The Princess Grace Foundation has announced the recipients of its 2025 Princess Grace Awards and among this year’s winners and honorees are three students from California Institute of the Arts: Tramaine Raphael Gray (Theater MFA 2026), Gabriella Mykal (Film/Video MFA 2023) and Jared Hall (Film/Video MFA 2025).
This year also sees filmmaker Sky Hopinka, a 2020 recipient of the Herb Alpert Award in the Arts, honored with the 2025 Princess Grace Statue Award. The award recognizes past Princess Grace Award winners who have made significant contributions to their field since receiving their initial grant.
The Princess Grace Awards support emerging artists through career-advancing grants. Selection criteria emphasize artistic intentionality, technical excellence and the potential for innovation and impact within the artist’s field. The program continues the legacy of Princess Grace of Monaco (née Grace Kelly), whose commitment to advancing the arts in the United States inspired the foundation’s mission.
Gray is a multidisciplinary director and writer whose work spans film, theater and experimental installation art. His storytelling often engages with themes of sexuality, spirituality and self-enlightenment, aiming to illuminate and evolve narratives about marginalized communities. Gray is currently pursuing an MFA in Directing at CalArts. His work has been recognized by the Directors Guild of America, Lincoln Center, TheWrap, NewFest, Urbanworld, MVAFF, and PAFF, among others.
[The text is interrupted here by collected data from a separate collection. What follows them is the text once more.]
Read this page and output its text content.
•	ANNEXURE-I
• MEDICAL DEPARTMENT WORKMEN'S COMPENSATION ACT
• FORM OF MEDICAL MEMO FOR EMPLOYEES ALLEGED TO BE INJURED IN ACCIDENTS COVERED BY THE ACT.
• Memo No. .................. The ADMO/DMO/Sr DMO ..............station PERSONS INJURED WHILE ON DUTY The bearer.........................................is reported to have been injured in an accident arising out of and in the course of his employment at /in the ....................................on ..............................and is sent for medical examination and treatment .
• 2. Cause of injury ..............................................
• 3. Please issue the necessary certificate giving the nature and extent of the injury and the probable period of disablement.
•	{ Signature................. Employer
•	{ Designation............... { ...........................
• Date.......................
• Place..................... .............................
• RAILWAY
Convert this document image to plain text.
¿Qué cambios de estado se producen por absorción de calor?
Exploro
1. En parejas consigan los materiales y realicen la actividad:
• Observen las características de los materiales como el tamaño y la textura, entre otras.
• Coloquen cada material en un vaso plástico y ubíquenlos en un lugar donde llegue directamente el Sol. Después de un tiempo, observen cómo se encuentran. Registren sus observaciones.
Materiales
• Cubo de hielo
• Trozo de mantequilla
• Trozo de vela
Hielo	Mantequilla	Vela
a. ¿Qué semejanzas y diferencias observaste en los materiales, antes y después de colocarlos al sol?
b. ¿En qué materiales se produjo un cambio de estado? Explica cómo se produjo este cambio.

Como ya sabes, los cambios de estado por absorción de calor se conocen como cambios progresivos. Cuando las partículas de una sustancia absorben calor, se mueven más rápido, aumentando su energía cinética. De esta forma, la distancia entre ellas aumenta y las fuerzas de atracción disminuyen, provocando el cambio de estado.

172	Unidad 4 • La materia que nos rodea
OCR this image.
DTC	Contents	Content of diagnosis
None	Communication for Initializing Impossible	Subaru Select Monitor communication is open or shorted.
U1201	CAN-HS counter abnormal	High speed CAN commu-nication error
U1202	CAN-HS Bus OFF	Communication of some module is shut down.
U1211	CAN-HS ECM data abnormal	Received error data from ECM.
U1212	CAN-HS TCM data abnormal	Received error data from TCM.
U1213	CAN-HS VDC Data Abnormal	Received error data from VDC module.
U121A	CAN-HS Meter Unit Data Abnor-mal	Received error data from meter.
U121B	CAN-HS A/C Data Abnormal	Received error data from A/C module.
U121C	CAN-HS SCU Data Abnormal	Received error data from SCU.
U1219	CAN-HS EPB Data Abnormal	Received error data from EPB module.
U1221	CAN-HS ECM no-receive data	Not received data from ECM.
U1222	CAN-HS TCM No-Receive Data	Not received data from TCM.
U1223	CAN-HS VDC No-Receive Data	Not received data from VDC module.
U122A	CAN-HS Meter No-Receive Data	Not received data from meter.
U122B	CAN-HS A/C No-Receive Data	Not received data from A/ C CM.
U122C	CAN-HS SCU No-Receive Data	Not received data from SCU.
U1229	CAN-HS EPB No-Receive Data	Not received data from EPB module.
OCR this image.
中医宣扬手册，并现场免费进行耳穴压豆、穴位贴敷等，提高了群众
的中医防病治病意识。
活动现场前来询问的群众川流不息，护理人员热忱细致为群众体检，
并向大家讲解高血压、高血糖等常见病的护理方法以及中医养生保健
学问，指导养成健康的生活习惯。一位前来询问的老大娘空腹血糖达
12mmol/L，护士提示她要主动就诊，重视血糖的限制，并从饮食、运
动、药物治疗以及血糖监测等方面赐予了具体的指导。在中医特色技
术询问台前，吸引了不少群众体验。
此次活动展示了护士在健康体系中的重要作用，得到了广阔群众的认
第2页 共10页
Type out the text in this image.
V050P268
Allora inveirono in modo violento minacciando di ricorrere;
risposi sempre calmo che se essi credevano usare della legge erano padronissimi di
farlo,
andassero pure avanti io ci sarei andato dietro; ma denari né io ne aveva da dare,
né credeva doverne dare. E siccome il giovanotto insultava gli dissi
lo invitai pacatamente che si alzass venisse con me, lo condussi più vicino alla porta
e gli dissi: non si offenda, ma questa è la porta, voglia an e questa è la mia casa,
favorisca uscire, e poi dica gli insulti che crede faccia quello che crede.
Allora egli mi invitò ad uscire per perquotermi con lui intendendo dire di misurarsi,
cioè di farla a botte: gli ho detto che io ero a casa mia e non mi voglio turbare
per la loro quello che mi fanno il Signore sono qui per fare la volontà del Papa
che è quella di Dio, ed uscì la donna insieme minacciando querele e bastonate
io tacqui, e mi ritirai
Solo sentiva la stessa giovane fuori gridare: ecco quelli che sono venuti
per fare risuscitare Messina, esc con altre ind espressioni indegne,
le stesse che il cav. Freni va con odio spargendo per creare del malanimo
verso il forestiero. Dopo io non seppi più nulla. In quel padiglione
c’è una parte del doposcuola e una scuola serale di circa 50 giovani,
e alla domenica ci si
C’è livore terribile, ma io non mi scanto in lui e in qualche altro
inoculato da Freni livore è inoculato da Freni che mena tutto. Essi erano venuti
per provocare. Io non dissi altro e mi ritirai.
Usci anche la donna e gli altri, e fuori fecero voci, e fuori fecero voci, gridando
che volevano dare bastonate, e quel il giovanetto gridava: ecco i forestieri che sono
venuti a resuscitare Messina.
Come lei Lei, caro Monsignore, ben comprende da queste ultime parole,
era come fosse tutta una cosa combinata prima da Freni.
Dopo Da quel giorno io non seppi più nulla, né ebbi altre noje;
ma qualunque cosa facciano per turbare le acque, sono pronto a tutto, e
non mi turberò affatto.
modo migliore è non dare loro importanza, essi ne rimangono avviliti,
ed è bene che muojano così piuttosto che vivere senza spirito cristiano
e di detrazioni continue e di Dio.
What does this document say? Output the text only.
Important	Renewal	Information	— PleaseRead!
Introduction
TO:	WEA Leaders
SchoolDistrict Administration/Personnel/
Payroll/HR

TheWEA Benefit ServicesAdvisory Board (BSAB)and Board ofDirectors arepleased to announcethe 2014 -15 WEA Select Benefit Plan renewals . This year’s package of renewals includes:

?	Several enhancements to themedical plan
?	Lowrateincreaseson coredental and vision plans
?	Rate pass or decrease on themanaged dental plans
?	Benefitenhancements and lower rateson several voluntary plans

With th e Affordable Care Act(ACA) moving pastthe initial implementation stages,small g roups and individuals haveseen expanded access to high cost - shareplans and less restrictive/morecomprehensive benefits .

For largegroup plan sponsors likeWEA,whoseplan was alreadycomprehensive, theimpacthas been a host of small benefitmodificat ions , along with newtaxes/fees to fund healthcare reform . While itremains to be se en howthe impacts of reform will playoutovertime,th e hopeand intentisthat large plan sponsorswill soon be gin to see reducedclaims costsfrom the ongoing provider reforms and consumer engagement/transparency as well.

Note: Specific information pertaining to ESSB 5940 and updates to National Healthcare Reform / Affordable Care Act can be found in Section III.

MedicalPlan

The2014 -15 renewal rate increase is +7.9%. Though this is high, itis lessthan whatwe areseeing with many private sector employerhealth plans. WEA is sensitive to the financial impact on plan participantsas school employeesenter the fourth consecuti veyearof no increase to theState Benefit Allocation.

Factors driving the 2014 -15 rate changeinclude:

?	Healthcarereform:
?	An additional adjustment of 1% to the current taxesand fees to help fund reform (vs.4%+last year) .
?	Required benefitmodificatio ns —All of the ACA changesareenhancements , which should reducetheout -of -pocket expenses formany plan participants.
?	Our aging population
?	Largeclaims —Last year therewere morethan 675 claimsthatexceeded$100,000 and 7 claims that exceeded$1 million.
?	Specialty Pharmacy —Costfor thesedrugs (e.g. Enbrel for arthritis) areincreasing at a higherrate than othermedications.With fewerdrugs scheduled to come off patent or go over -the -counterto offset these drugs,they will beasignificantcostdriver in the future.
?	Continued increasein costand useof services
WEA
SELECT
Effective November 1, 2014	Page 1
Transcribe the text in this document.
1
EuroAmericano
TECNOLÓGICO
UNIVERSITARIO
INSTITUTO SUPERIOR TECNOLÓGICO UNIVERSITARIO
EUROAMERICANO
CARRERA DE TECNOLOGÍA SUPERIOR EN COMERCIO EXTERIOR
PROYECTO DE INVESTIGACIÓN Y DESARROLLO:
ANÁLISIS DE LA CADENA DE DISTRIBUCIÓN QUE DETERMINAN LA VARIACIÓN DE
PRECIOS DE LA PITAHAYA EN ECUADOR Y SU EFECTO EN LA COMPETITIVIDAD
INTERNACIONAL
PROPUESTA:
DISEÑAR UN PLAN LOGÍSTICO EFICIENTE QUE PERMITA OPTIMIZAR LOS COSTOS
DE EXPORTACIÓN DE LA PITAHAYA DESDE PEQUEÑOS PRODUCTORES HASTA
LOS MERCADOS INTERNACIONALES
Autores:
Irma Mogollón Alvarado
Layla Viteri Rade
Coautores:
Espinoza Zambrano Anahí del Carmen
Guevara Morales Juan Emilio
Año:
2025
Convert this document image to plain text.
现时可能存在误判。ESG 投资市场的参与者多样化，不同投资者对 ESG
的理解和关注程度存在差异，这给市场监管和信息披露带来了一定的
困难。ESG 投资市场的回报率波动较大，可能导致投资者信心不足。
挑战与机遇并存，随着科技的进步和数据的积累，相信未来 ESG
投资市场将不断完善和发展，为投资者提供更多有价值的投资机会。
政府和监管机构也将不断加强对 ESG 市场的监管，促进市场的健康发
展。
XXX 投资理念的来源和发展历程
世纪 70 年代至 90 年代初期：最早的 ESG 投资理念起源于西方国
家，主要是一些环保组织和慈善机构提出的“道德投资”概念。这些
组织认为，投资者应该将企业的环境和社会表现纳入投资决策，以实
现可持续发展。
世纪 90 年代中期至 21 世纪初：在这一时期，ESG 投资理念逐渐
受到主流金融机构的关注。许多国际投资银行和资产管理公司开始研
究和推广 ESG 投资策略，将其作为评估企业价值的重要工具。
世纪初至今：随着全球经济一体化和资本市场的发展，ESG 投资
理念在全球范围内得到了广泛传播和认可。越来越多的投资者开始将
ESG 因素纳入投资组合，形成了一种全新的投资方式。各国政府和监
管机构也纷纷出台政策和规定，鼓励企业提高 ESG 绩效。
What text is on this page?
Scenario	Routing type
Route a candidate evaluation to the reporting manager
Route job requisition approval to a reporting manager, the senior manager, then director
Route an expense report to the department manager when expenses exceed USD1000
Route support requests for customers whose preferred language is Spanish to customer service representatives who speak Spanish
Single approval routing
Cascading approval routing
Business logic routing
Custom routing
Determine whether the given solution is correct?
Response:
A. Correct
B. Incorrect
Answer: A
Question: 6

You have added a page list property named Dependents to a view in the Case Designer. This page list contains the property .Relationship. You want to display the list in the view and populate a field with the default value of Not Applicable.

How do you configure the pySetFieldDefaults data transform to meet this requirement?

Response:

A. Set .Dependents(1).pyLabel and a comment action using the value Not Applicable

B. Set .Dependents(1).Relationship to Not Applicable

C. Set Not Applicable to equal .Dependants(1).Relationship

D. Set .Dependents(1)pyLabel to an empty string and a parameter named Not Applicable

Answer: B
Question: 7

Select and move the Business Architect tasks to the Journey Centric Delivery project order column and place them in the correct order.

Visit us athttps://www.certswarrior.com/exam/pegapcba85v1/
Mykal is a queer West Indian American filmmaker and visual artist based in Los Angeles. Her debut feature documentary Rape Play premiered nationally at the 2024 Atlanta Film Festival and will have its international premiere at the upcoming Toronto International Film Festival’s Next Wave program. Mykal is currently a finalist for the inaugural Tyler Perry Studios Dream Collective Short Film Program and is developing her first narrative feature.
Hall, recipient of a Film Honoraria award, is a Jamaican filmmaker whose award-winning directorial debut, Anansi the Spider, adapts the popular Jamaican folktale of a trickster who must outwit the jungle’s fiercest predators. The film earned multiple honors and screened at festivals worldwide such as the FistUp Film Festival and Slamdance. His CalArts thesis film, The Blue Hole, also draws from Caribbean folklore, blending outer space and the deep ocean.